このセリフ、明らかにおかしいよね? そんな疑問を抱く視聴者も少なくなかったようだ。
12月14日放送のNHK連続テレビ小説「ブギウギ」第54回ではヒロイン・スズ子(趣里)のもとを、村山興業の東京支社長を名乗る坂口(黒田有)が訪問。同社の御曹司である愛助(水上恒司)がスズ子と親密にしていることについて、クレームを付けに来たのだった。
スズ子のモデルである笠置シヅ子は、吉本興業の経営者一族である吉本穎右氏と出会い、交際に発展。のちに子供も生まれており、本作ではその史実をなぞっている。一方で創作要素も入っており、実際には戦後になってから穎右氏の母親に結婚を反対されていたが、作中では交際前から愛助との交際に横やりが入っていた。
その違いは演出の範疇と言えるだろう。だが今回、スズ子のセリフにどうにも不自然な点があったというのだ。
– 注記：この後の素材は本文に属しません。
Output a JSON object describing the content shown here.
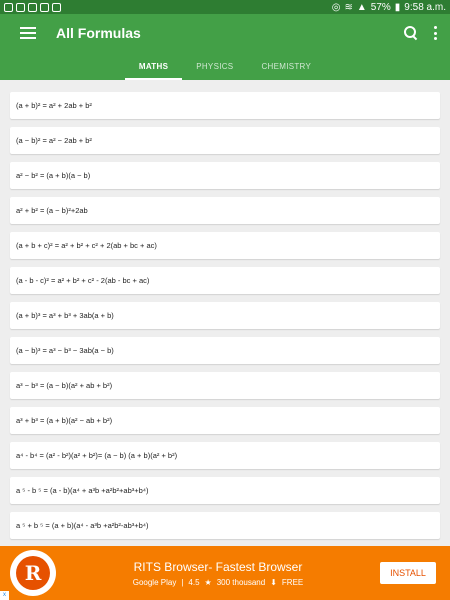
{
  "status_bar": {
    "battery": "57%",
    "time": "9:58 a.m."
  },
  "app_bar": {
    "title": "All Formulas",
    "tabs": [
      {
        "label": "MATHS",
        "active": true
      },
      {
        "label": "PHYSICS",
        "active": false
      },
      {
        "label": "CHEMISTRY",
        "active": false
      }
    ]
  },
  "formulas": [
    "(a + b)² = a² + 2ab + b²",
    "(a − b)² = a² − 2ab + b²",
    "a² − b² = (a + b)(a − b)",
    "a² + b² = (a − b)²+2ab",
    "(a + b + c)² = a² + b² + c² + 2(ab + bc + ac)",
    "(a - b - c)² = a² + b² + c² - 2(ab - bc + ac)",
    "(a + b)³ = a³ + b³ + 3ab(a + b)",
    "(a − b)³ = a³ − b³ − 3ab(a − b)",
    "a³ − b³ = (a − b)(a² + ab + b²)",
    "a³ + b³ = (a + b)(a² − ab + b²)",
    "a⁴ - b⁴ = (a² - b²)(a² + b²)= (a − b) (a + b)(a² + b²)",
    "a ⁵ - b ⁵ = (a - b)(a⁴ + a³b +a²b²+ab³+b⁴)",
    "a ⁵ + b ⁵ = (a + b)(a⁴ - a³b +a²b²-ab³+b⁴)"
  ],
  "ad": {
    "logo_letter": "R",
    "title": "RITS Browser- Fastest Browser",
    "store": "Google Play",
    "rating": "4.5",
    "downloads": "300 thousand",
    "price": "FREE",
    "install_label": "INSTALL",
    "close_label": "x"
  },
  "colors": {
    "status_bar": "#2e7d32",
    "app_bar": "#43a047",
    "ad_background": "#f57c00"
  }
}
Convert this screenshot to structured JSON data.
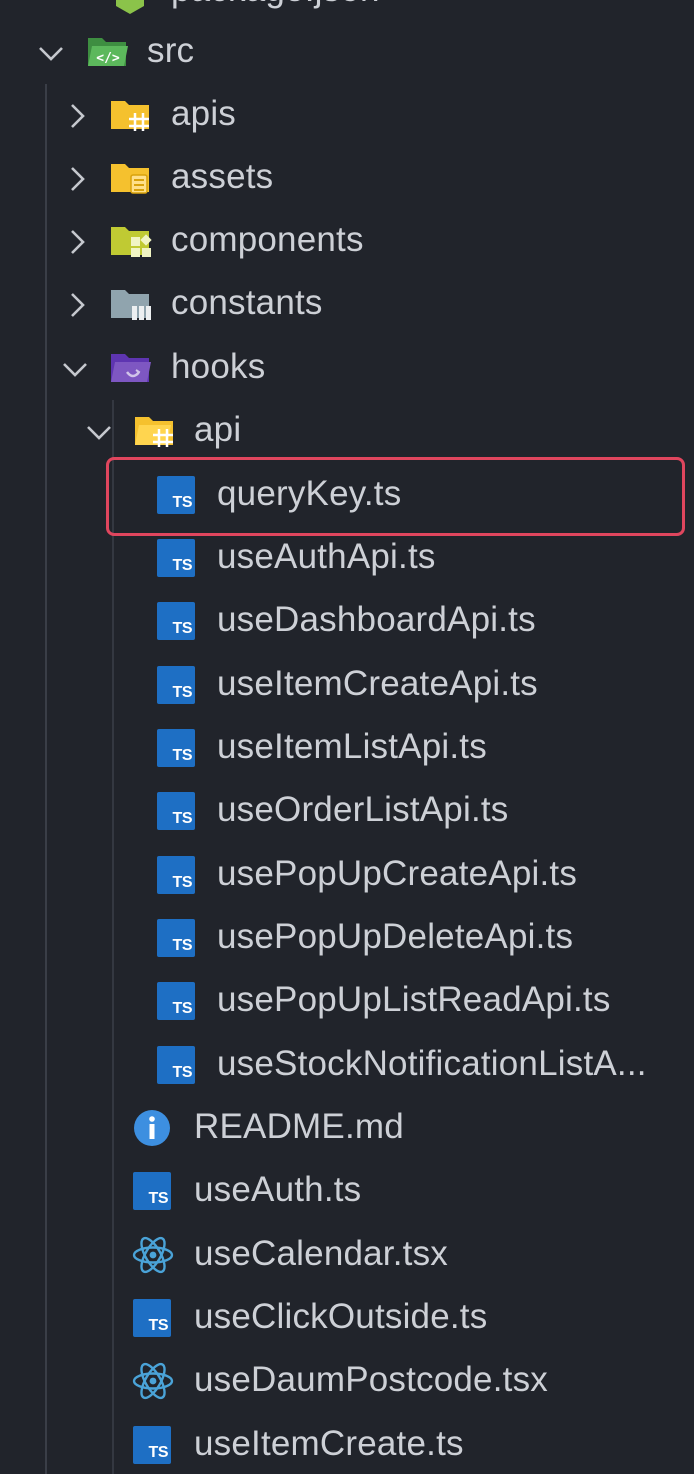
{
  "explorer": {
    "cut_top_label": "package.json",
    "src": {
      "label": "src",
      "expanded": true
    },
    "folders": {
      "apis": "apis",
      "assets": "assets",
      "components": "components",
      "constants": "constants",
      "hooks": "hooks",
      "api": "api"
    },
    "api_files": [
      "queryKey.ts",
      "useAuthApi.ts",
      "useDashboardApi.ts",
      "useItemCreateApi.ts",
      "useItemListApi.ts",
      "useOrderListApi.ts",
      "usePopUpCreateApi.ts",
      "usePopUpDeleteApi.ts",
      "usePopUpListReadApi.ts",
      "useStockNotificationListA..."
    ],
    "hooks_files": [
      {
        "label": "README.md",
        "icon": "info-icon"
      },
      {
        "label": "useAuth.ts",
        "icon": "typescript-icon"
      },
      {
        "label": "useCalendar.tsx",
        "icon": "react-icon"
      },
      {
        "label": "useClickOutside.ts",
        "icon": "typescript-icon"
      },
      {
        "label": "useDaumPostcode.tsx",
        "icon": "react-icon"
      },
      {
        "label": "useItemCreate.ts",
        "icon": "typescript-icon"
      }
    ],
    "ts_badge": "TS",
    "selected_file": "queryKey.ts"
  },
  "colors": {
    "background": "#21242b",
    "highlight_border": "#e0465e",
    "ts_blue": "#1e6fc4",
    "react_blue": "#4aa3d8",
    "folder_yellow": "#f5c12e",
    "folder_green": "#4caf50",
    "folder_lime": "#c0ca33",
    "folder_gray": "#90a4ae",
    "folder_purple": "#7e57c2"
  }
}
「スズ子の事務所を訪れた坂口は『わしは村山興業東京支社長の坂口いうもんでっけど』と自己紹介。スズ子に『ウチのボンをたぶらかすのやめていただきたい』と釘を刺したうえで『一時の火遊び、やめていただきたい』と詰め寄っていました。突然の訪問に戸惑ったスズ子は愛助の下宿を訪れて報告。その際に口にしたセリフが明らかにおかしかったのです」(テレビ誌ライター)
坂口が来たことを伝えつつ、スズ子は「えらい剣幕で…どなたなん?」と愛助に尋ねていた。愛助は「東京支社の一番偉い人で、いろいろ面倒見てもろうてるんでっけど」と答えていたが、このやり取りは不自然に過ぎるというものだろう。
そもそも坂口は最初から村山興業の東京支社長だと名乗り、愛助との交際をやめるように忠告していた。坂口が何者なのか、そして何のためにスズ子の元を訪れたのかは、すべて説明済みだったのである。
「その状況でスズ子が『どなたなん?』と愛助に尋ねることなどあり得ないでしょう。こんな台本だったら、誰かが《このセリフはおかしい》と指摘しそうなもの。そう考えるとスズ子のセリフが不自然なのは脚本のミスではなく、何かしらの編集が入ったことで展開が不自然になってしまった可能性がありえそうです」(前出・テレビ誌ライター)
前日の12月13日に放送された第53回でも、スズ子が古巣の梅丸少女歌劇団を訪れた場面が不自然に短いとの指摘が入っていた。これに関しては世間を騒がせている宝塚歌劇団のパワハラ問題を想起させないようにするため、編集を施した可能性が指摘されている。
そして今回の第54回でも明らかにセリフのつながりが不自然なのは、なにかしらの編集が入ったせいではないかと、視聴者が訝るのも無理はないところだろう。
「坂口の訪問シーンにはもう一つ、不自然な点がありました。それは彼がなぜか、壁に空いている隙間から事務所に入ってきたこと。しかも出ていく時には玄関を使っていたのもおかしな話です」(前出・テレビ誌ライター)
これらの演出には何らかの意図があるのか。それともすべて、雑な作りが原因なのか。視聴者のほうは、もやもやした気持ちを抑えきれないようだ。